We had a wonderful weekend with Tulku Damchö’s first teaching at KTD, and we very much hope it won’t be the last. “My job description is doing what Thrangu Rinpoche tells me,” he said as we begged him to return at the end of the teachings. “If he becomes aware that it is beneficial for me to come here, I will return.”
We were all astounded by the strength, beauty and power of this young tulku’s teachings, and it comforted us that, even with the loss of great masters like Traleg Rinpoche and Tenga Rinpoche, the future of the great Kagyu lineage is secure.
He taught on “The Precious Garland of the Supreme Path” by Gampopa, the father of the Kagyu lineage who lived from (1070 – 1153). It is truly miraculous that these teachings have survived, and been passed down in a pure form from master to student all the way to beginners like us, listening to the precise instructions that can lead us to enlightenment, from a modern master.
“It’s the best presentation of how beginners can practice,” Tulku Damchö explained. The path is precious because it is hard-to-find, and the garland refers to jewelry, like a necklace or bracelet, that only the most fortunate can wear.
“Everyone would like to wear the nicest jewelry, but you have to amass the causes and conditions,” Tulku Damchö said. “Everyone wants to practice perfectly, but few are able.”
Tulku Damchö brought a fresh feeling to teachings I have heard before, and I hope to apply them to a great tragedy.
In a few days, I will be sitting in a courtroom with the men accused of killing my dear brother, Wesley Brown, an innocent bystander shot by a stray bullet in a gang shooting at Best Buy in Tulsa, Oklahoma, July 14, 2012.
Tulku Damchö said it is hard to admit we have negative habits, or kleshas. If we admit it, it’s hard to apply the remedies. And even if we apply the remedies, it’s hard to choose the remedy over the klesha when we’re in crisis.
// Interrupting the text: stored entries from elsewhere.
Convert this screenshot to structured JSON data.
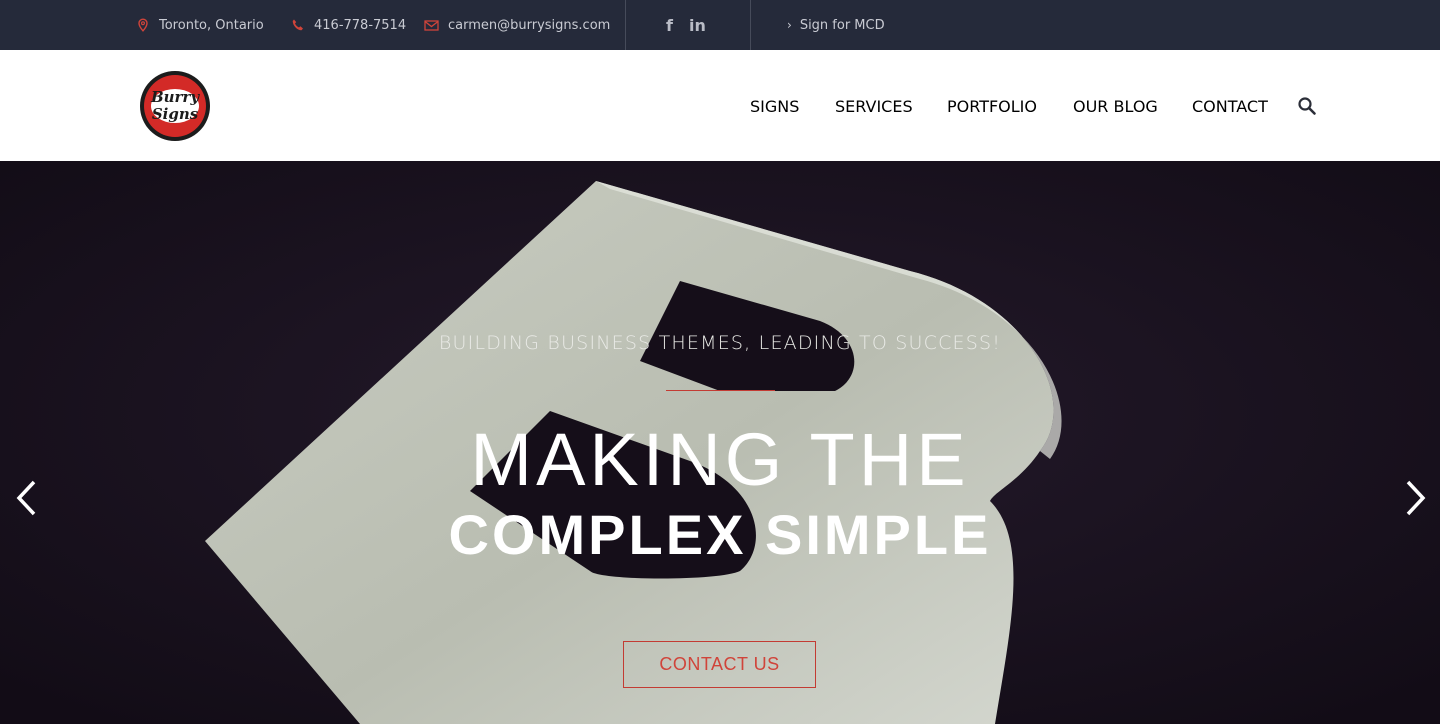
{
  "topbar": {
    "location": "Toronto, Ontario",
    "phone": "416-778-7514",
    "email": "carmen@burrysigns.com",
    "social": {
      "facebook": "f",
      "linkedin": "in"
    },
    "sign_link": "Sign for MCD"
  },
  "header": {
    "logo_text": {
      "line1": "Burry",
      "line2": "Signs"
    },
    "nav": [
      "SIGNS",
      "SERVICES",
      "PORTFOLIO",
      "OUR BLOG",
      "CONTACT"
    ]
  },
  "hero": {
    "subtitle": "BUILDING BUSINESS THEMES, LEADING TO SUCCESS!",
    "title_line1": "MAKING THE",
    "title_line2": "COMPLEX SIMPLE",
    "cta": "CONTACT US"
  },
  "colors": {
    "topbar_bg": "#252a3a",
    "accent": "#c33b33",
    "hero_bg": "#17101c"
  },
  "icons": {
    "location": "map-pin-icon",
    "phone": "phone-icon",
    "email": "envelope-icon",
    "search": "search-icon",
    "prev": "chevron-left-icon",
    "next": "chevron-right-icon"
  }
}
But I hope to sit in that courtroom with those men, who come from a world I can hardly imagine, and think, “they were my parents in a previous life. They cared for me, fed me, clothed me, protected me, and I cannot abandon my kind parents through hatred.” That is my aspiration.
“We make great aspirations at the temple, then we go back to our lives and forget,” Tulku Damchö said. “That is not good enough. Our aspirations must be constant.”
Please pray that I can fulfill my aspirations in this one small thing.